Maloney held various jobs after college - lifeguard, bartender, surf shop owner and for a run of 25 years he owned a T-shirt shop at the old Williamsburg Pottery Factory.

"I also was a carpenter, and fisherman and a teacher," he said, flashing his blue eyes mischievously. "Ever heard of anybody else with that resume?"

He never married... or drank coffee.

"I'm a procrastinator," he said. "Girlfriends got tired of waiting.

"And I don't like coffee."

From the start, Maloney was a diehard surfer. He took on the sport's social scene with the same gusto.

"I am a contrarian," he said. "But not on purpose. I'm just a free spirit who loved to have fun.

"Still do."

Part of that "fun" eventually included a three-pack-a-day smoking habit. He says he drank at the same pace.

"Doctors told me I should quit drinking, smoking, eating candy and drinking sodas," said Malone, an avid reader who possesses, friends say, a steel-trap mind. "I told him to add sex to the list and just shoot me. I was just trying to have a good time. I wasn't going to live in a closet and eat granola bars.

"I'm still alive, but I'm not sure if my doctor is."

Eventually, though, his lifestyle took a toll.

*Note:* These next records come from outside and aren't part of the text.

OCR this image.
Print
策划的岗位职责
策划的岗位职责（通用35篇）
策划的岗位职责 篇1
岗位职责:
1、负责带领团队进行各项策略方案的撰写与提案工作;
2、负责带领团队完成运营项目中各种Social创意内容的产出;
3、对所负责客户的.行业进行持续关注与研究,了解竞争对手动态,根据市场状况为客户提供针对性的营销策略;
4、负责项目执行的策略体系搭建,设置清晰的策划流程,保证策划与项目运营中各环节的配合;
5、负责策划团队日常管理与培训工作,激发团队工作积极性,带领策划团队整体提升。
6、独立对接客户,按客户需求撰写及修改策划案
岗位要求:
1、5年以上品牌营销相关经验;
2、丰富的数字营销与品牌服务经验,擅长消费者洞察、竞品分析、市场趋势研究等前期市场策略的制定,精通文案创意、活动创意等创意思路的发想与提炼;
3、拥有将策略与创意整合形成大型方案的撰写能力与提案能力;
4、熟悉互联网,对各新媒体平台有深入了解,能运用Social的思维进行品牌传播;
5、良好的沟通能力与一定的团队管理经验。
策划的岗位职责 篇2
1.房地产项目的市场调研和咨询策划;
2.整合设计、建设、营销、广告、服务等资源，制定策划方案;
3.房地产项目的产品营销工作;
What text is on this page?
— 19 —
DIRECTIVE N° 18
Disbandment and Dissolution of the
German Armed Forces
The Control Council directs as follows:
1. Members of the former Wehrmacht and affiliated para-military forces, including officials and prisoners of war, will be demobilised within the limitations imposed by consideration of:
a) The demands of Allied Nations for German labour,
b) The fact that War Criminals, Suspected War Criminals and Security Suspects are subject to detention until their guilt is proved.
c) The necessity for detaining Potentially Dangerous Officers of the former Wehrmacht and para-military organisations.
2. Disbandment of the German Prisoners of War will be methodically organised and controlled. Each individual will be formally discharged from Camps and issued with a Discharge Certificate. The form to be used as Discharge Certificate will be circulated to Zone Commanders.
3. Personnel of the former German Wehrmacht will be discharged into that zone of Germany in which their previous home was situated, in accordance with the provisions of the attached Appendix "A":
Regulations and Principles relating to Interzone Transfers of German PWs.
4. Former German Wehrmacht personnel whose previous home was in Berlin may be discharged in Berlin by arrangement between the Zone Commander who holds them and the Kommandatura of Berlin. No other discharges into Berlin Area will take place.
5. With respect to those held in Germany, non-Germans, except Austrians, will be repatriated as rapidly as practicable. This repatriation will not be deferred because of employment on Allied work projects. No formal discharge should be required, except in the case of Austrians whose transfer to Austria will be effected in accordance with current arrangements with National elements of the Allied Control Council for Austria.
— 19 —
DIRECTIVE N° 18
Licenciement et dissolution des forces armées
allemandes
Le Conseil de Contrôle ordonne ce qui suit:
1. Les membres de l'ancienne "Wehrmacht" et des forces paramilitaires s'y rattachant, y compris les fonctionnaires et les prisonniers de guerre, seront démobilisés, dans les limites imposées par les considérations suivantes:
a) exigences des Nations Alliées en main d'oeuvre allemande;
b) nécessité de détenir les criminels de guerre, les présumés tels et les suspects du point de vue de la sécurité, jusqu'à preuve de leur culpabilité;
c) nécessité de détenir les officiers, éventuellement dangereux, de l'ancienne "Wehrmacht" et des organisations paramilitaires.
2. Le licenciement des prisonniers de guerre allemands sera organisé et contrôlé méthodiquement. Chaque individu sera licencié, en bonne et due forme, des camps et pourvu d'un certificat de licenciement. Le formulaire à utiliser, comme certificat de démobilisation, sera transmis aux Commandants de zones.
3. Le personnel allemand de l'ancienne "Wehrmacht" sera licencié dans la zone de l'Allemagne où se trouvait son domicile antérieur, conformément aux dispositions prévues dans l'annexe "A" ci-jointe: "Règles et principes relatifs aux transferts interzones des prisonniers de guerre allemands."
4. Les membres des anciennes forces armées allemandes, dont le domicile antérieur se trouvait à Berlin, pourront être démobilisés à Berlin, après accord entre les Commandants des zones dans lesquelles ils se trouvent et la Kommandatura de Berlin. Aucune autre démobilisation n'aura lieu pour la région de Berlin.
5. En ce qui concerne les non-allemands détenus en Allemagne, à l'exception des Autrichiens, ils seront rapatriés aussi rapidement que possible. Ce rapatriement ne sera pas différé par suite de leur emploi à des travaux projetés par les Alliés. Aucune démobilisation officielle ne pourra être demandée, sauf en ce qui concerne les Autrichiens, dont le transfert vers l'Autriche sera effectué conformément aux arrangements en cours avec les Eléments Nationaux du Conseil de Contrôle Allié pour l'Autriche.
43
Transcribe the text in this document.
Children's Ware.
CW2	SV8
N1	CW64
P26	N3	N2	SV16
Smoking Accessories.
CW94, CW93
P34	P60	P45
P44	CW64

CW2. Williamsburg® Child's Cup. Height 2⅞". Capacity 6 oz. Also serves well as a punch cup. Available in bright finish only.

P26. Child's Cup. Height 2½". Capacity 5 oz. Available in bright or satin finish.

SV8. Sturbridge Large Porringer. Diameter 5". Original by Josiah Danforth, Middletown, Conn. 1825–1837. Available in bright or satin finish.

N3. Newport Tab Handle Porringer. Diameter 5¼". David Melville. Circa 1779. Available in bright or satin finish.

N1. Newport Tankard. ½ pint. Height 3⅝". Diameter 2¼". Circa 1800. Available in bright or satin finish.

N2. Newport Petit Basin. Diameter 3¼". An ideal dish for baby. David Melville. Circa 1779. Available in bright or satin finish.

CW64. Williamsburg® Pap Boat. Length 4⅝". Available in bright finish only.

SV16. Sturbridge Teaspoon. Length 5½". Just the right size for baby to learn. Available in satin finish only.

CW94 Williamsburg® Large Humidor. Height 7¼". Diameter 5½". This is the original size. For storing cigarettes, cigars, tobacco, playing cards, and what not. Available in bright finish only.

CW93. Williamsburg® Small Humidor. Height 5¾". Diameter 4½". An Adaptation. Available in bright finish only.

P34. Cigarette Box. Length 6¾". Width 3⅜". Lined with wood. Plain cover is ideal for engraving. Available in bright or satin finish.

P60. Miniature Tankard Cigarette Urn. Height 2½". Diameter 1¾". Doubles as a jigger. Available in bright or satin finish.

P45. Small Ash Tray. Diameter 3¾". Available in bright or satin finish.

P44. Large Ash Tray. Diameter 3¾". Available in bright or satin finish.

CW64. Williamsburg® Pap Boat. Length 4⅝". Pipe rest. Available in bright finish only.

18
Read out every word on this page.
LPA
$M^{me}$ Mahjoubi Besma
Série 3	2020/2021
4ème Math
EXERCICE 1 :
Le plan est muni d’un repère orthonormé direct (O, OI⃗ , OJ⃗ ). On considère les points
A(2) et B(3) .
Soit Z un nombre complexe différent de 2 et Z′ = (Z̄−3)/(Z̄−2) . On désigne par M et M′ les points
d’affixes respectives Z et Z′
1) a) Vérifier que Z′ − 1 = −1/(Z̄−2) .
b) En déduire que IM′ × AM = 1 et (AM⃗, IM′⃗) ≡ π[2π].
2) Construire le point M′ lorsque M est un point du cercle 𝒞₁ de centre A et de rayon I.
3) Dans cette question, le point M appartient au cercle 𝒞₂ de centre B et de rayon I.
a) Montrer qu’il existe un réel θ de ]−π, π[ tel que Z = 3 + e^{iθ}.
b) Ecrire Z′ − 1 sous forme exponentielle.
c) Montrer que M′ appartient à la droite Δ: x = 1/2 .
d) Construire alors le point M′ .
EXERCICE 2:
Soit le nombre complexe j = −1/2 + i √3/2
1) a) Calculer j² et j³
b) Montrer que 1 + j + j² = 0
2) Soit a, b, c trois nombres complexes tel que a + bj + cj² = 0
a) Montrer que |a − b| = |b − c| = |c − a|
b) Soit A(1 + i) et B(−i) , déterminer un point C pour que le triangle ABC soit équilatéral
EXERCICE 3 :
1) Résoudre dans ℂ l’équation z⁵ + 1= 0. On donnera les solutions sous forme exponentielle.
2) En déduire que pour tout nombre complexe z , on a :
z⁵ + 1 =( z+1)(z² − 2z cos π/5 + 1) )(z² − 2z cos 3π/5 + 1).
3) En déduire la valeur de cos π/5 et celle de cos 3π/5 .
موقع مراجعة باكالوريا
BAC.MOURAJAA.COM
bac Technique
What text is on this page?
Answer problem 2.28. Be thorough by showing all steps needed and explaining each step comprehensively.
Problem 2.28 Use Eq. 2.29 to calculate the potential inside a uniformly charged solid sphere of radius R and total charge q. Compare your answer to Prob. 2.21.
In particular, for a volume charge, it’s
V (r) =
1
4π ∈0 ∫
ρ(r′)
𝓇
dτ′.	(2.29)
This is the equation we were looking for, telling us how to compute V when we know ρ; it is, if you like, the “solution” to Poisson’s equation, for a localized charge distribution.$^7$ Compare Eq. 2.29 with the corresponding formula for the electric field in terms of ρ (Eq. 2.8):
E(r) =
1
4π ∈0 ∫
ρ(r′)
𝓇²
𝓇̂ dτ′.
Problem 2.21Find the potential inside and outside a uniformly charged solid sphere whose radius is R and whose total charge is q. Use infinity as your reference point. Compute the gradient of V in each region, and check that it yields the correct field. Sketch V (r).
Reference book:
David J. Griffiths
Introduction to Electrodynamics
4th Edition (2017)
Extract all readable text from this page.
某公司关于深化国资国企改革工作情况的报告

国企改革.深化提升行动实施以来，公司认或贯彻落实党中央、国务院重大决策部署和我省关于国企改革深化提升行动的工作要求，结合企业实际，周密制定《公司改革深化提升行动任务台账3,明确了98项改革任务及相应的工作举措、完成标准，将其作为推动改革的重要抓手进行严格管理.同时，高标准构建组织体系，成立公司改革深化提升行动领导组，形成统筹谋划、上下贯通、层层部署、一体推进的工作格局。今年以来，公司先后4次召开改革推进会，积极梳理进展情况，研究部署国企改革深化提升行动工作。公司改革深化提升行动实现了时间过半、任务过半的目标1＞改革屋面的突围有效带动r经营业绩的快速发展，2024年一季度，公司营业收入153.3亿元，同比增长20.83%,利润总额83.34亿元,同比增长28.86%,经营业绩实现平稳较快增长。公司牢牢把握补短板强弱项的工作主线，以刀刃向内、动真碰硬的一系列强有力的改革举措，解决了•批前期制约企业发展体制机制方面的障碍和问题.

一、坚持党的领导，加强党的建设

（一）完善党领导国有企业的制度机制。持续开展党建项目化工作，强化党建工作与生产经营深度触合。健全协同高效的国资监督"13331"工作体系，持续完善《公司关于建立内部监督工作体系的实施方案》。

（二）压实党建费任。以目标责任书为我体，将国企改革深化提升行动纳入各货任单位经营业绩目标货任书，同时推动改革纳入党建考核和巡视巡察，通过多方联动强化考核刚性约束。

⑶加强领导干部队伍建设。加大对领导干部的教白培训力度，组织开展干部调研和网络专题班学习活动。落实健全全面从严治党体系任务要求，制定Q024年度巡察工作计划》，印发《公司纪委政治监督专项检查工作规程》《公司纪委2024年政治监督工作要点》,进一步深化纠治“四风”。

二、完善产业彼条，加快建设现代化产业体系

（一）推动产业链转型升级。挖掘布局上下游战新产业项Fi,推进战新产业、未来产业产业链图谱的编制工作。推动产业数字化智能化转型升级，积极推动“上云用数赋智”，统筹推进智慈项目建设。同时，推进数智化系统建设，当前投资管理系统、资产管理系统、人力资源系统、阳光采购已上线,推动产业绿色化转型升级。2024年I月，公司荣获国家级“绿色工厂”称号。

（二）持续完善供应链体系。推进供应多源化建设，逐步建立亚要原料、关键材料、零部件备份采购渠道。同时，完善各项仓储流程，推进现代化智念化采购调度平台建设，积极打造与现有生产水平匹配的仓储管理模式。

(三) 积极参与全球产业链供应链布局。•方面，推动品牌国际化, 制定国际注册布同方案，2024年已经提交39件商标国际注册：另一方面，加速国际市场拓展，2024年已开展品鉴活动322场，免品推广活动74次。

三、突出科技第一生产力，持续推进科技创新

When it affected surfing, he decided to make a change.

"I'd done something to myself that had affected my endurance," he said. "Breathing is the one thing in life that is not overrated. When you can't breathe, the party is over."

Maloney said he hasn't smoked in five years and hasn't drank in more than 10.

He spends three or four days a week in the gym.

"I'm trying to do all of the things I probably should have been doing all along," he said.

Part of that includes his new board - which can be used with or without power.

"It gets me out to the waves when there are any," Maloney said. "You can still paddle with it and I do that sometimes.

"I think it's helping with my endurance."

And it's helping him continue a life on the waves.

"Somebody wrote on one of the blogs that it's lame," Maloney said of the WaveJet. "If you're in your 30s and in great shape, I get it. But if you are in your 70s or 80s, or have some infirmities that would stop you from surfing, this thing is pretty cool.

"The thing helps me surf and surfing is too much a part of me to let go."